During his 1979 visit to Ireland, Pope John Paul II had planned to stop on the street to visit Matt Talbot’s tomb in Our Lady of Lourdes church. However, the popemobile was running behind schedule and drove on, much to the disappointment of many local people. Some said afterwards joyriders did not go down Seán McDermott Street as fast.

Pat Collins was among those who waited on Sean McDermott Street in 1979 in the hope of catching a glimpse of Pope John Paul II.

On Saturday, Mrs Collins was back in Dublin with her sons Lawrence, Noel and Brendan, grandchildren and extended family.

“It’s great to be back after 40 years to see Pope Francis come here,” Mrs Collins said.

“In 1979 there were benches lined along the street and we all sat here waiting for Pope John Paul II as we were expecting him to stop, but he didn’t.

“I have been to Rome twice and never got a glimpse of him.

“But it’s far better to see him here at home. It means the world to me, my boys and my grand kids.”

Baby names

Her son Noel was just six when he travelled with his mother to see Pope John Paul II in Dublin in 1979.

He returned on Saturday with his six-year-old daughter Tilly and three-year-old son Joseph.

Alan Ramsay from Dublin was also among the excited crowds.

He predicts that a lot of babies born in Ireland over the next few years will be named after the pope.

“After the last visit, you had a lot of babies called John Paul. This is even better because you can call boys Francis, and girls Frances,” he said.

“I was born on the flats on Sean McDermott Street right beside where he is visiting. It’s happy days and I hope the weather keeps up for us.”

Co Tyrone-born nun Sr Maire McAleer was among those who had travelled from Belfast to see the Pope.

Sr Maire McAleer of the Adoration Sisters in Belfast awaits the arrival of Pope Francis on Sean McDermott Street in Dublin. Photogrpah: Rebecca Black/PA
Sr Maire McAleer of the Adoration Sisters in Belfast awaits the arrival of Pope Francis on Sean McDermott Street in Dublin. Photogrpah: Rebecca Black/PA

She is a member of the Adoration Sisters based on the Falls Road.

“I saw Pope John Paul twice and Pope Benedict once,” she said.

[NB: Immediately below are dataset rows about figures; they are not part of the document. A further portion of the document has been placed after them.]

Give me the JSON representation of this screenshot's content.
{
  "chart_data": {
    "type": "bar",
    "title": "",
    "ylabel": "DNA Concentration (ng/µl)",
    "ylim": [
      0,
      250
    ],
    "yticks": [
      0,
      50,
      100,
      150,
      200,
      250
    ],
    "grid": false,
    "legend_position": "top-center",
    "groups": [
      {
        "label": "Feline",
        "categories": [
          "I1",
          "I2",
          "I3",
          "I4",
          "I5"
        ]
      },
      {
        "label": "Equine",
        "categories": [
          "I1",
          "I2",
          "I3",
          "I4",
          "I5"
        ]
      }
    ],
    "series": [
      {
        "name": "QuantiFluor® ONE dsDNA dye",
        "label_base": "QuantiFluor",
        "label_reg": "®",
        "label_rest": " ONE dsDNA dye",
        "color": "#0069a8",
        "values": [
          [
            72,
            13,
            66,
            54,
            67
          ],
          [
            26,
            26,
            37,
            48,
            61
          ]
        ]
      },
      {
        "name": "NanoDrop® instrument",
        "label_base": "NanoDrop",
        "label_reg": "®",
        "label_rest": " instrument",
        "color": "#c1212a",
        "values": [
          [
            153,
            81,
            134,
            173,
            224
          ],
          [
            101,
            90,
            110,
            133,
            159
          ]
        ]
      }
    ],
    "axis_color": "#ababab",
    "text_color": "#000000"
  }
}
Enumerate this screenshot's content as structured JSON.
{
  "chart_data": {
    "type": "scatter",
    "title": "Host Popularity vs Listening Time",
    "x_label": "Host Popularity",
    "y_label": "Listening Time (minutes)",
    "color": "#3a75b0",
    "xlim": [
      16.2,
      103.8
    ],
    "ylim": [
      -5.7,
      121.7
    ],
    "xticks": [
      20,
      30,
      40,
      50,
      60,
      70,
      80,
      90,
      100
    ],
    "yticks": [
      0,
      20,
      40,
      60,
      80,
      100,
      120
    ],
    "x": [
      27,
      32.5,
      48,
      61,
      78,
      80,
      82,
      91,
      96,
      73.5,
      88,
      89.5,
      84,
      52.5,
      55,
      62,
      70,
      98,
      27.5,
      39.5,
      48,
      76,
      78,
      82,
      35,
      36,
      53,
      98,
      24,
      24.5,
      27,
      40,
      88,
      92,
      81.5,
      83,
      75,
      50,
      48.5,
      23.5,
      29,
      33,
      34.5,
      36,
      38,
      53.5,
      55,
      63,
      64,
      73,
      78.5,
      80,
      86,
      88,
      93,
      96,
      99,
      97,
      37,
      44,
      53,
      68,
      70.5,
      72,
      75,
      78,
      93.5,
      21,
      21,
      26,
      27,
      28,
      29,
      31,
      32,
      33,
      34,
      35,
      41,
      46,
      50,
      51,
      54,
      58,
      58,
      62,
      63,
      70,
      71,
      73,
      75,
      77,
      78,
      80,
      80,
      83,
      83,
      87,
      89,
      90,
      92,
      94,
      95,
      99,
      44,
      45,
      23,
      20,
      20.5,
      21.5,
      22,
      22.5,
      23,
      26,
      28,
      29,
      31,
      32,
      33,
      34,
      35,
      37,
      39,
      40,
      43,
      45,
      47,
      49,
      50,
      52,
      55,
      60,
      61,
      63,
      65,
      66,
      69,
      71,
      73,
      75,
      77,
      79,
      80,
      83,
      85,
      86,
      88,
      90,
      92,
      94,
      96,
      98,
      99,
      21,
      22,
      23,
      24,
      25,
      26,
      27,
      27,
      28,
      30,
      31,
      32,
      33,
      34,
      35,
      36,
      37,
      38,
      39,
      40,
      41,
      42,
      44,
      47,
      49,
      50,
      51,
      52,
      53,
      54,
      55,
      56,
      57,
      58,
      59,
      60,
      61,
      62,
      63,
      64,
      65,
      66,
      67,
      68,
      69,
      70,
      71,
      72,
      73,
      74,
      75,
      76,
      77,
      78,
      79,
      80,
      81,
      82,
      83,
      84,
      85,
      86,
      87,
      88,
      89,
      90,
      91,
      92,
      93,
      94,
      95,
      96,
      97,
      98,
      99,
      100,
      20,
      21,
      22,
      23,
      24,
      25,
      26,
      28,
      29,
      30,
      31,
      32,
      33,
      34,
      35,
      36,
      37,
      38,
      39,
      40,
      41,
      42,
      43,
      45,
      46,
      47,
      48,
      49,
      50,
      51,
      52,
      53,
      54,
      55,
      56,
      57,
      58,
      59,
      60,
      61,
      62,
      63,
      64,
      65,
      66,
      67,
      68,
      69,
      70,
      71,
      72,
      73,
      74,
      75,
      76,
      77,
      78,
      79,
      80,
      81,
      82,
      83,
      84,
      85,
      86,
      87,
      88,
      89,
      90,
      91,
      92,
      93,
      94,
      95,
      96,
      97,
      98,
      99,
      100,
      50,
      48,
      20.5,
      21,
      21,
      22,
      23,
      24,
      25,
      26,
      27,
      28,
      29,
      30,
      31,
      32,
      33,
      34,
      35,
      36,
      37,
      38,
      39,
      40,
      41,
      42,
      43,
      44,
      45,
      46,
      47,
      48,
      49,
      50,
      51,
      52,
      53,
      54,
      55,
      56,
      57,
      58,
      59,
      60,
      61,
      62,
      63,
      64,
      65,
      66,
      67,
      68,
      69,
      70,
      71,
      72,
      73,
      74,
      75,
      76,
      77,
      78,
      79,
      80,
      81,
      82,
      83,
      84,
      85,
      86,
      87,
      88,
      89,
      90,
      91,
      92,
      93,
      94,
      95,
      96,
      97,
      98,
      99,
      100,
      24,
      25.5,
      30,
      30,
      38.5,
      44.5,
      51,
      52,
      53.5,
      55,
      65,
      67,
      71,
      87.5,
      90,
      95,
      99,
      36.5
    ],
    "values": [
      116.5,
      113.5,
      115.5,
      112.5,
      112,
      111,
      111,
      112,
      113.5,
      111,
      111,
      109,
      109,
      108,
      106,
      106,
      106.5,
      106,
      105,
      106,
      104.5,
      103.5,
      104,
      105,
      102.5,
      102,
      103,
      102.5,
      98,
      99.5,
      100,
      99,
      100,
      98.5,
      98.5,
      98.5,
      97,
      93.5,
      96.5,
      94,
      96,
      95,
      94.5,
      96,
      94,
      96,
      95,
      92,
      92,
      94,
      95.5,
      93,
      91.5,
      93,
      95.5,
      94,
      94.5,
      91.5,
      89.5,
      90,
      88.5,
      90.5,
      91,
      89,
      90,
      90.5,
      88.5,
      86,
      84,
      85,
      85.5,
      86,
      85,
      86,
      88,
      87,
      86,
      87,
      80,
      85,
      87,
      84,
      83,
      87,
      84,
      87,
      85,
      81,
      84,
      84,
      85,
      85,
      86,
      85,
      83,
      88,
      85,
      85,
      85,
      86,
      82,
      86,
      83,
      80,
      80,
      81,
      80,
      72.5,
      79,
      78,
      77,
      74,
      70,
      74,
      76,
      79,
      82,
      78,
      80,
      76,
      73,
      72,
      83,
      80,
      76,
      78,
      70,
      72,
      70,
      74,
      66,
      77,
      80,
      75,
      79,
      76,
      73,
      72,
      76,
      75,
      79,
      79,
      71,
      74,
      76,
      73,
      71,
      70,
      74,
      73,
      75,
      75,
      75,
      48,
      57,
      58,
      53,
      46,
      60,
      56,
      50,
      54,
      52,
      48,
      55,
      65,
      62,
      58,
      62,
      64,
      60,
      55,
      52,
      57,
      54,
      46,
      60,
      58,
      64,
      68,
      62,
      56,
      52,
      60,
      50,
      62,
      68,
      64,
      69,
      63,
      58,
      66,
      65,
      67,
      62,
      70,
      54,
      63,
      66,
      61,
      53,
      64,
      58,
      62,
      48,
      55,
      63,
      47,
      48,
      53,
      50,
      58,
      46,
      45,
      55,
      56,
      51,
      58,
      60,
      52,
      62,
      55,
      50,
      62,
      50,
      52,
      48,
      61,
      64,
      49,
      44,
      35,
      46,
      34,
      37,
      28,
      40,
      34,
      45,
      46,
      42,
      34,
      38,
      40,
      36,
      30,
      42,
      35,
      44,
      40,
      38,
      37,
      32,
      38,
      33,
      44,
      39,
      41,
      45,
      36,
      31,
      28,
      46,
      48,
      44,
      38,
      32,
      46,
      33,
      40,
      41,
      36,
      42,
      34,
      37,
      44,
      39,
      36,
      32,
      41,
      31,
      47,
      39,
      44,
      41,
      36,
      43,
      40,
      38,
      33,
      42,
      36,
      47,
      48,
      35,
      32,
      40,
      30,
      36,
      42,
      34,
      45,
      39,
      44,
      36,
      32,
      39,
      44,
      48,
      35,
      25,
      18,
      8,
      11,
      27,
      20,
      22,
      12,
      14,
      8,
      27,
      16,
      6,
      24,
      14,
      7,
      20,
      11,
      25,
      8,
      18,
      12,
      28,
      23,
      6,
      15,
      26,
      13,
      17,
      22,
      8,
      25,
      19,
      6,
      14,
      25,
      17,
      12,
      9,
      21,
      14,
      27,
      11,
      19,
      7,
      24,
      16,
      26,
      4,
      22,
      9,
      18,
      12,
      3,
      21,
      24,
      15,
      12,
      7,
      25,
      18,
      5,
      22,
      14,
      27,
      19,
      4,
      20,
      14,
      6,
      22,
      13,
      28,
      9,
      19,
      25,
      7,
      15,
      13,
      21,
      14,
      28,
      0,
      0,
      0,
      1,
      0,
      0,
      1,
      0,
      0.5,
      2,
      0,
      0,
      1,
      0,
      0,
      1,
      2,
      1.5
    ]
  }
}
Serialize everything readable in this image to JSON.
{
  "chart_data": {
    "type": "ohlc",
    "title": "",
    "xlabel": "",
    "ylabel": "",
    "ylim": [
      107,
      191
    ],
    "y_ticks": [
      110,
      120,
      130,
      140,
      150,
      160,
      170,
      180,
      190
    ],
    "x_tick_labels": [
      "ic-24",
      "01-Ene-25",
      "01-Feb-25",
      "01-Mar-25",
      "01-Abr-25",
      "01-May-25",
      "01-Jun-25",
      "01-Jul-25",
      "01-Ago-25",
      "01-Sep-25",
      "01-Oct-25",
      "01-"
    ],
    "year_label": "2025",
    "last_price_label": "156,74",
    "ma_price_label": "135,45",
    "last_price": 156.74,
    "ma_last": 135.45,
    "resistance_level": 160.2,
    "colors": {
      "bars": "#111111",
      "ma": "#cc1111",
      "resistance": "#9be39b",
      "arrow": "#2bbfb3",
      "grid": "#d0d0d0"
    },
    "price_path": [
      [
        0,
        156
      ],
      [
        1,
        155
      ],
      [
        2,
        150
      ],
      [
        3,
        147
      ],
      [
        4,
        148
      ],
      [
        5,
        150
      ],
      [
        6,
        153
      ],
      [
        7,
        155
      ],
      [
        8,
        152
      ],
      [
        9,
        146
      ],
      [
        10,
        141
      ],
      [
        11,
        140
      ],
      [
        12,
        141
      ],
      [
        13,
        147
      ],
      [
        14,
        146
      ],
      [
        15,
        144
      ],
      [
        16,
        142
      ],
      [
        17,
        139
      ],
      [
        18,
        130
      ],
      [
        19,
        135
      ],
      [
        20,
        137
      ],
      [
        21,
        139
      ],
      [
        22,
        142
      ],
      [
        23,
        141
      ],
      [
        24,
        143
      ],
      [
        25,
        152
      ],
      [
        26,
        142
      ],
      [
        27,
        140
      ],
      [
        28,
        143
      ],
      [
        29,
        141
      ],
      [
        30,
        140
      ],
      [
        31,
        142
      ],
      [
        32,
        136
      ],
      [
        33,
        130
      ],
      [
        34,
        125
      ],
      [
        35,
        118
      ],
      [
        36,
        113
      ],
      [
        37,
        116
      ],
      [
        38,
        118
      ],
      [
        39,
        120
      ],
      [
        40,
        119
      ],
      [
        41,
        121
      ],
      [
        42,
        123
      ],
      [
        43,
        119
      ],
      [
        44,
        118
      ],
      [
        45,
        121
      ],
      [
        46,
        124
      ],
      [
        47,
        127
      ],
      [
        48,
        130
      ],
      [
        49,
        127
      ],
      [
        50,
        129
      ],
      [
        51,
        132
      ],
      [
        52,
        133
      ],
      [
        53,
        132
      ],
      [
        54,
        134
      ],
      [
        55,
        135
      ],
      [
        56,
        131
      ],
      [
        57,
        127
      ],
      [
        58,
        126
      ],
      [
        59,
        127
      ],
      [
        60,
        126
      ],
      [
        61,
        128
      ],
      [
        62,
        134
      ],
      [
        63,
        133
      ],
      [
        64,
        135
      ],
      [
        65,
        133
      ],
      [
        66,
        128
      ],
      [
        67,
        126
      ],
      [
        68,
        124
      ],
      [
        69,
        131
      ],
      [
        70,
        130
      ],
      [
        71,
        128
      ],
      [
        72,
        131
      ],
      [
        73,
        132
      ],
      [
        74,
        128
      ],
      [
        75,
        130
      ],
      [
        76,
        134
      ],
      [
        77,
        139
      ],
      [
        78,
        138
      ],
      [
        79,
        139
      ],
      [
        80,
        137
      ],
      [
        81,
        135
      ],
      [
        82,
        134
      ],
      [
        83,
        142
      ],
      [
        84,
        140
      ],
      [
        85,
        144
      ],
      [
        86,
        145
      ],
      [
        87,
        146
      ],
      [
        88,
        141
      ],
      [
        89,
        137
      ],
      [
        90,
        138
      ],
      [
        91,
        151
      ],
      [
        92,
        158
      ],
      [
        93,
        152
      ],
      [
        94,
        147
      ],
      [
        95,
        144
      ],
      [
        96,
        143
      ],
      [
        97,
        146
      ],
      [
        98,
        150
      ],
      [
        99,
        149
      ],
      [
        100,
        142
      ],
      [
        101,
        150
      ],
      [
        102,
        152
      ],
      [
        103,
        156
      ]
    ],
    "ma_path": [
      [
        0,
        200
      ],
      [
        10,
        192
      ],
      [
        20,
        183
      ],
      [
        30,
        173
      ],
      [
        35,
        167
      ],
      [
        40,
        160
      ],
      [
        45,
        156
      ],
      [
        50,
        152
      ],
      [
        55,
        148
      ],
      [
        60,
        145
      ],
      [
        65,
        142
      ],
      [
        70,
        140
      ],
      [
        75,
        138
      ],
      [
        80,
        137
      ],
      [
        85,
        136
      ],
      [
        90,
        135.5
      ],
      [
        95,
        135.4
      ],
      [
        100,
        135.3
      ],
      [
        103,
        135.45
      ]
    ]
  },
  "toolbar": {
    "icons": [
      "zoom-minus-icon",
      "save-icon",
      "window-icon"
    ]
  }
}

“He (Pope Francis) is a wonderful man.

“We have to remember this event is the World Meeting of Families, it’s not just a visit to us, it is a privilege for us to host and to host so many people.”

Magdalene laundry

After Sean McDermott Stret the pope took a short trip to St Mary’s Pro-Cathedral.The procession of cars swept past the green door of the last Magdalene laundry which closed its door in 1996.

Will Hamilton threw a pair of baby shoes on the road in front of the pontiff’s car.

He is part of the Baby Shoes Remember campaign which wants to see a day each year dedicated to victims and survivors of clerical abuse.

“I threw the baby shoes into the middle of the road, but a Garda picked them up and threw them away,” he said.

“They are laced with black ribbon, mourning ribbon, and they are a symbol to unite all the protests against the pope.

A number of the laced baby shoes are set to be displayed at the Garden of Remembrance in Dublin on Sunday as the pope begins mass at the Phoenix Park at around 3pm.

Mr Hamilton said there will also be baby shoes displayed in solidarity in a number of cities and towns across Ireland, as well as internationally.